Amateurs are often trained and skilled communicators. The emergency management community recognizes these two key words when talking about the Amateur Radio Service. Amateurs must use their skills to help the agencies provide the information that needs to be passed, while at the same time showing their talents as trained communicators who know how to pass information quickly and efficiently. We are expected to pass the information accurately, even if we do not understand the terminology.

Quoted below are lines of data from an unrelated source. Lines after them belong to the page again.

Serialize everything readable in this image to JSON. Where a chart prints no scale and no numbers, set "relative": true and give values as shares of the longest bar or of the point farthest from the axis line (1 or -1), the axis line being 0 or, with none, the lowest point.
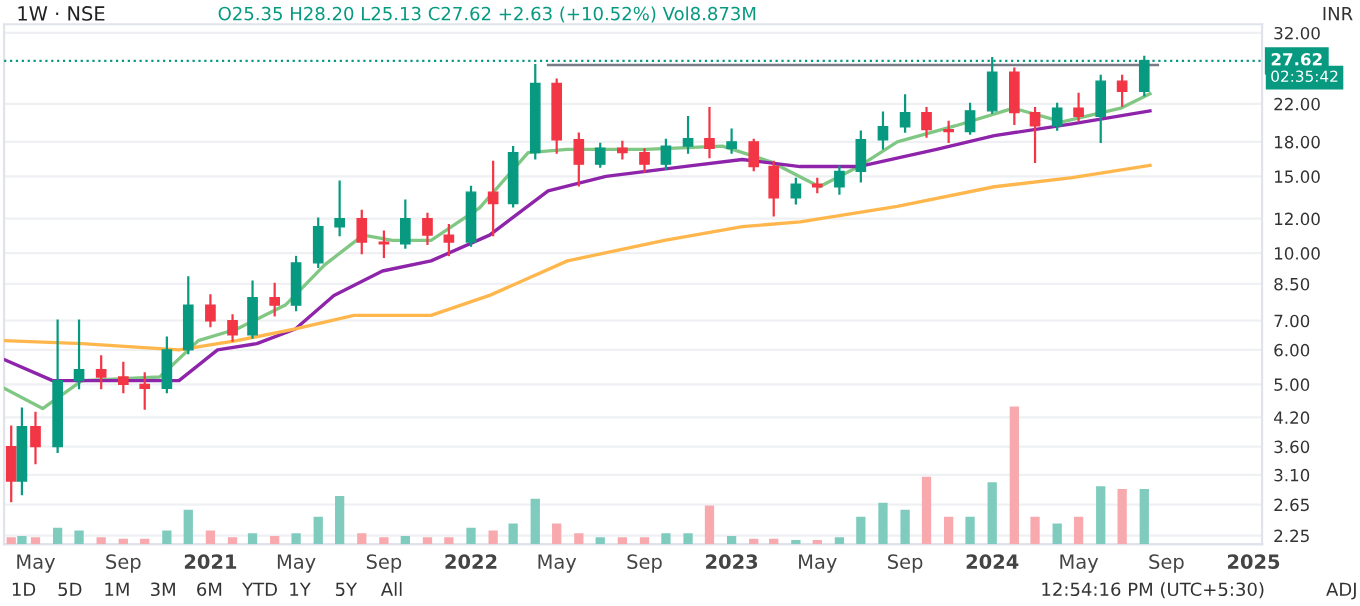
{
  "chart_data": [
    {
      "type": "candlestick",
      "title": "1W · NSE",
      "annotations": [
        "O25.35 H28.20 L25.13 C27.62 +2.63 (+10.52%) Vol8.873M",
        "INR",
        "02:35:42",
        "1D",
        "5D",
        "1M",
        "3M",
        "6M",
        "YTD",
        "1Y",
        "5Y",
        "All",
        "12:54:16 PM (UTC+5:30)",
        "ADJ"
      ],
      "x": [
        "2020-03-28",
        "2020-04-12",
        "2020-05",
        "2020-06",
        "2020-07",
        "2020-08",
        "2020-09",
        "2020-10",
        "2020-11",
        "2020-12",
        "2021-01",
        "2021-02",
        "2021-03",
        "2021-04",
        "2021-05",
        "2021-06",
        "2021-07",
        "2021-08",
        "2021-09",
        "2021-10",
        "2021-11",
        "2021-12",
        "2022-01",
        "2022-02",
        "2022-03",
        "2022-04",
        "2022-05",
        "2022-06",
        "2022-07",
        "2022-08",
        "2022-09",
        "2022-10",
        "2022-11",
        "2022-12",
        "2023-01",
        "2023-02",
        "2023-03",
        "2023-04",
        "2023-05",
        "2023-06",
        "2023-07",
        "2023-08",
        "2023-09",
        "2023-10",
        "2023-11",
        "2023-12",
        "2024-01",
        "2024-02",
        "2024-03",
        "2024-04",
        "2024-05",
        "2024-06",
        "2024-07",
        "2024-08"
      ],
      "ohlc": [
        [
          3.6,
          4.0,
          2.7,
          3.0
        ],
        [
          3.0,
          4.4,
          2.8,
          4.0
        ],
        [
          4.0,
          4.3,
          3.3,
          3.6
        ],
        [
          3.6,
          7.0,
          3.5,
          5.1
        ],
        [
          5.1,
          7.0,
          4.9,
          5.4
        ],
        [
          5.4,
          5.8,
          4.9,
          5.2
        ],
        [
          5.2,
          5.6,
          4.8,
          5.0
        ],
        [
          5.0,
          5.3,
          4.4,
          4.9
        ],
        [
          4.9,
          6.4,
          4.8,
          6.0
        ],
        [
          6.0,
          8.8,
          5.9,
          7.6
        ],
        [
          7.6,
          8.0,
          6.8,
          7.0
        ],
        [
          7.0,
          7.2,
          6.3,
          6.5
        ],
        [
          6.5,
          8.6,
          6.4,
          7.9
        ],
        [
          7.9,
          8.5,
          7.2,
          7.6
        ],
        [
          7.6,
          9.8,
          7.4,
          9.5
        ],
        [
          9.5,
          12.0,
          9.3,
          11.5
        ],
        [
          11.5,
          14.6,
          11.0,
          12.0
        ],
        [
          12.0,
          12.5,
          10.0,
          10.6
        ],
        [
          10.6,
          11.2,
          9.8,
          10.5
        ],
        [
          10.5,
          13.2,
          10.3,
          12.0
        ],
        [
          12.0,
          12.3,
          10.5,
          11.0
        ],
        [
          11.0,
          11.6,
          9.9,
          10.6
        ],
        [
          10.6,
          14.2,
          10.4,
          13.8
        ],
        [
          13.8,
          16.2,
          11.0,
          13.0
        ],
        [
          13.0,
          17.5,
          12.8,
          17.0
        ],
        [
          17.0,
          27.0,
          16.5,
          24.5
        ],
        [
          24.5,
          25.0,
          17.0,
          18.2
        ],
        [
          18.2,
          18.8,
          14.3,
          16.0
        ],
        [
          16.0,
          17.8,
          15.8,
          17.4
        ],
        [
          17.4,
          18.0,
          16.5,
          17.0
        ],
        [
          17.0,
          17.3,
          15.4,
          16.0
        ],
        [
          16.0,
          18.2,
          15.6,
          17.6
        ],
        [
          17.6,
          20.5,
          17.0,
          18.3
        ],
        [
          18.3,
          21.5,
          16.6,
          17.4
        ],
        [
          17.4,
          19.2,
          17.0,
          18.0
        ],
        [
          18.0,
          18.2,
          15.5,
          15.8
        ],
        [
          15.8,
          16.2,
          12.2,
          13.4
        ],
        [
          13.4,
          14.8,
          13.0,
          14.4
        ],
        [
          14.4,
          14.8,
          13.8,
          14.2
        ],
        [
          14.2,
          15.8,
          13.7,
          15.4
        ],
        [
          15.4,
          19.0,
          14.6,
          18.2
        ],
        [
          18.2,
          21.0,
          17.4,
          19.5
        ],
        [
          19.5,
          23.0,
          19.0,
          21.0
        ],
        [
          21.0,
          21.5,
          18.5,
          19.2
        ],
        [
          19.2,
          20.0,
          18.0,
          19.0
        ],
        [
          19.0,
          22.0,
          18.8,
          21.2
        ],
        [
          21.2,
          28.0,
          21.0,
          26.0
        ],
        [
          26.0,
          26.5,
          19.8,
          21.0
        ],
        [
          21.0,
          21.5,
          16.2,
          19.6
        ],
        [
          19.6,
          22.0,
          19.2,
          21.5
        ],
        [
          21.5,
          23.2,
          20.2,
          20.6
        ],
        [
          20.6,
          25.5,
          18.0,
          24.8
        ],
        [
          24.8,
          25.5,
          21.8,
          23.5
        ],
        [
          23.5,
          28.2,
          23.0,
          27.62
        ]
      ],
      "colors": [
        "#f23645",
        "#089981",
        "#f23645",
        "#089981",
        "#089981",
        "#f23645",
        "#f23645",
        "#f23645",
        "#089981",
        "#089981",
        "#f23645",
        "#f23645",
        "#089981",
        "#f23645",
        "#089981",
        "#089981",
        "#089981",
        "#f23645",
        "#f23645",
        "#089981",
        "#f23645",
        "#f23645",
        "#089981",
        "#f23645",
        "#089981",
        "#089981",
        "#f23645",
        "#f23645",
        "#089981",
        "#f23645",
        "#f23645",
        "#089981",
        "#089981",
        "#f23645",
        "#089981",
        "#f23645",
        "#f23645",
        "#089981",
        "#f23645",
        "#089981",
        "#089981",
        "#089981",
        "#089981",
        "#f23645",
        "#f23645",
        "#089981",
        "#089981",
        "#f23645",
        "#f23645",
        "#089981",
        "#f23645",
        "#089981",
        "#f23645",
        "#089981"
      ],
      "series": [
        {
          "type": "line",
          "color": "#81c784",
          "x": [
            "2020-03-18",
            "2020-05-11",
            "2020-07-05",
            "2020-10-22",
            "2020-12-15",
            "2021-02-07",
            "2021-04-16",
            "2021-06-10",
            "2021-08-03",
            "2021-09-13",
            "2021-11-06",
            "2022-01-13",
            "2022-03-22",
            "2022-05-16",
            "2022-09-02",
            "2022-12-19",
            "2023-02-25",
            "2023-05-04",
            "2023-06-28",
            "2023-08-21",
            "2023-11-11",
            "2024-01-31",
            "2024-04-08",
            "2024-06-29",
            "2024-08-09"
          ],
          "values": [
            4.9,
            4.4,
            5.1,
            5.2,
            6.3,
            6.7,
            7.6,
            9.4,
            11.0,
            10.7,
            10.7,
            12.7,
            17.0,
            17.3,
            17.3,
            17.6,
            16.2,
            14.2,
            15.8,
            18.0,
            19.6,
            21.5,
            20.0,
            21.5,
            23.2
          ]
        },
        {
          "type": "line",
          "color": "#8e24aa",
          "x": [
            "2020-03-18",
            "2020-05-25",
            "2020-07-05",
            "2020-11-18",
            "2021-01-11",
            "2021-03-07",
            "2021-04-30",
            "2021-06-23",
            "2021-08-30",
            "2021-11-06",
            "2022-01-27",
            "2022-04-19",
            "2022-07-09",
            "2022-10-26",
            "2023-01-16",
            "2023-04-07",
            "2023-06-28",
            "2023-10-15",
            "2024-01-04",
            "2024-04-22",
            "2024-08-09"
          ],
          "values": [
            5.7,
            5.1,
            5.1,
            5.1,
            6.0,
            6.2,
            6.7,
            8.0,
            9.1,
            9.6,
            11.0,
            13.9,
            15.0,
            15.8,
            16.4,
            15.8,
            15.8,
            17.3,
            18.6,
            19.8,
            21.2
          ]
        },
        {
          "type": "line",
          "color": "#ffb74d",
          "x": [
            "2020-03-18",
            "2020-07-05",
            "2020-11-18",
            "2021-02-07",
            "2021-04-30",
            "2021-07-21",
            "2021-11-06",
            "2022-01-27",
            "2022-05-16",
            "2022-09-29",
            "2023-01-16",
            "2023-04-07",
            "2023-08-21",
            "2024-01-04",
            "2024-04-22",
            "2024-08-09"
          ],
          "values": [
            6.3,
            6.2,
            6.0,
            6.3,
            6.7,
            7.2,
            7.2,
            8.0,
            9.6,
            10.7,
            11.5,
            11.8,
            12.8,
            14.2,
            14.9,
            15.9
          ]
        },
        {
          "type": "line",
          "color": "#787b86",
          "x": [
            "2022-04-19",
            "2024-08-20"
          ],
          "values": [
            27.0,
            27.0
          ]
        }
      ],
      "ref_lines": [
        {
          "axis": "y",
          "value": 27.62,
          "label": "27.62",
          "color": "#089981",
          "line_style": "dotted"
        }
      ],
      "log": "y",
      "xlim": [
        "2020-03-18",
        "2025-01-13"
      ],
      "ylim": [
        2.15,
        33.5
      ],
      "yticks": [
        2.25,
        2.65,
        {
          "value": 3.1,
          "label": "3.10"
        },
        {
          "value": 3.6,
          "label": "3.60"
        },
        {
          "value": 4.2,
          "label": "4.20"
        },
        {
          "value": 5,
          "label": "5.00"
        },
        {
          "value": 6,
          "label": "6.00"
        },
        {
          "value": 7,
          "label": "7.00"
        },
        {
          "value": 8.5,
          "label": "8.50"
        },
        {
          "value": 10,
          "label": "10.00"
        },
        {
          "value": 12,
          "label": "12.00"
        },
        {
          "value": 15,
          "label": "15.00"
        },
        {
          "value": 18,
          "label": "18.00"
        },
        {
          "value": 22,
          "label": "22.00"
        },
        {
          "value": 32,
          "label": "32.00"
        }
      ],
      "grid": true,
      "tick_labels": "y"
    },
    {
      "type": "bar",
      "relative": true,
      "x": [
        "2020-03-28",
        "2020-04-12",
        "2020-05",
        "2020-06",
        "2020-07",
        "2020-08",
        "2020-09",
        "2020-10",
        "2020-11",
        "2020-12",
        "2021-01",
        "2021-02",
        "2021-03",
        "2021-04",
        "2021-05",
        "2021-06",
        "2021-07",
        "2021-08",
        "2021-09",
        "2021-10",
        "2021-11",
        "2021-12",
        "2022-01",
        "2022-02",
        "2022-03",
        "2022-04",
        "2022-05",
        "2022-06",
        "2022-07",
        "2022-08",
        "2022-09",
        "2022-10",
        "2022-11",
        "2022-12",
        "2023-01",
        "2023-02",
        "2023-03",
        "2023-04",
        "2023-05",
        "2023-06",
        "2023-07",
        "2023-08",
        "2023-09",
        "2023-10",
        "2023-11",
        "2023-12",
        "2024-01",
        "2024-02",
        "2024-03",
        "2024-04",
        "2024-05",
        "2024-06",
        "2024-07",
        "2024-08"
      ],
      "values": [
        0.05,
        0.06,
        0.05,
        0.12,
        0.1,
        0.05,
        0.04,
        0.04,
        0.1,
        0.25,
        0.1,
        0.05,
        0.08,
        0.06,
        0.08,
        0.2,
        0.35,
        0.08,
        0.05,
        0.06,
        0.05,
        0.05,
        0.12,
        0.1,
        0.15,
        0.33,
        0.15,
        0.08,
        0.05,
        0.05,
        0.05,
        0.08,
        0.08,
        0.28,
        0.06,
        0.04,
        0.04,
        0.03,
        0.03,
        0.05,
        0.2,
        0.3,
        0.25,
        0.49,
        0.2,
        0.2,
        0.45,
        1.0,
        0.2,
        0.15,
        0.2,
        0.42,
        0.4,
        0.4
      ],
      "colors": [
        "#f7a9ae",
        "#7fcbbd",
        "#f7a9ae",
        "#7fcbbd",
        "#7fcbbd",
        "#f7a9ae",
        "#f7a9ae",
        "#f7a9ae",
        "#7fcbbd",
        "#7fcbbd",
        "#f7a9ae",
        "#f7a9ae",
        "#7fcbbd",
        "#f7a9ae",
        "#7fcbbd",
        "#7fcbbd",
        "#7fcbbd",
        "#f7a9ae",
        "#f7a9ae",
        "#7fcbbd",
        "#f7a9ae",
        "#f7a9ae",
        "#7fcbbd",
        "#f7a9ae",
        "#7fcbbd",
        "#7fcbbd",
        "#f7a9ae",
        "#f7a9ae",
        "#7fcbbd",
        "#f7a9ae",
        "#f7a9ae",
        "#7fcbbd",
        "#7fcbbd",
        "#f7a9ae",
        "#7fcbbd",
        "#f7a9ae",
        "#f7a9ae",
        "#7fcbbd",
        "#f7a9ae",
        "#7fcbbd",
        "#7fcbbd",
        "#7fcbbd",
        "#7fcbbd",
        "#f7a9ae",
        "#f7a9ae",
        "#7fcbbd",
        "#7fcbbd",
        "#f7a9ae",
        "#f7a9ae",
        "#7fcbbd",
        "#f7a9ae",
        "#7fcbbd",
        "#f7a9ae",
        "#7fcbbd"
      ],
      "xlim": [
        "2020-03-18",
        "2025-01-13"
      ],
      "xticks": [
        {
          "value": "2020-05-01",
          "label": "May"
        },
        {
          "value": "2020-09-01",
          "label": "Sep"
        },
        {
          "value": "2021-01-01",
          "label": "2021"
        },
        {
          "value": "2021-05-01",
          "label": "May"
        },
        {
          "value": "2021-09-01",
          "label": "Sep"
        },
        {
          "value": "2022-01-01",
          "label": "2022"
        },
        {
          "value": "2022-05-01",
          "label": "May"
        },
        {
          "value": "2022-09-01",
          "label": "Sep"
        },
        {
          "value": "2023-01-01",
          "label": "2023"
        },
        {
          "value": "2023-05-01",
          "label": "May"
        },
        {
          "value": "2023-09-01",
          "label": "Sep"
        },
        {
          "value": "2024-01-01",
          "label": "2024"
        },
        {
          "value": "2024-05-01",
          "label": "May"
        },
        {
          "value": "2024-09-01",
          "label": "Sep"
        },
        {
          "value": "2025-01-01",
          "label": "2025"
        }
      ],
      "tick_labels": "x"
    }
  ]
}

Traffic handlers and ARES members are resourceful individuals. Some have developed other forms or charts for passing information. Some hams involved with the SKYWARN program, for instance, go down a list and fill in the blanks, while others use grid squares to define a region. Regardless of the agency that we are working with, we must use our traffic-handling skills to the utmost advantage. Sure, ARL messages are beneficial when we are passing health and welfare traffic. But are they ready to be implemented in times of need in your community? The traffic handler, working through the local ARES organizations, must develop a working relationship with those organizations who handle health and welfare inquiries. Prior planning and personal contact are the keys to allowing an existing National Traffic System to be put to its best use. If we don’t interface with the agencies we serve, the resources of the Amateur Radio Service will go untapped.
Regardless of the format used, the appropriate procedures cannot be picked up solely by reading or studying. There is no substitute for actual practice. Your emergency net should practice regularly–much more often than it operates in a real or simulated emergency. Avoid complacency, the feeling that you will know how to operate when the time comes. You won’t, unless you do it frequently, with other operators whose style of operating you get to know.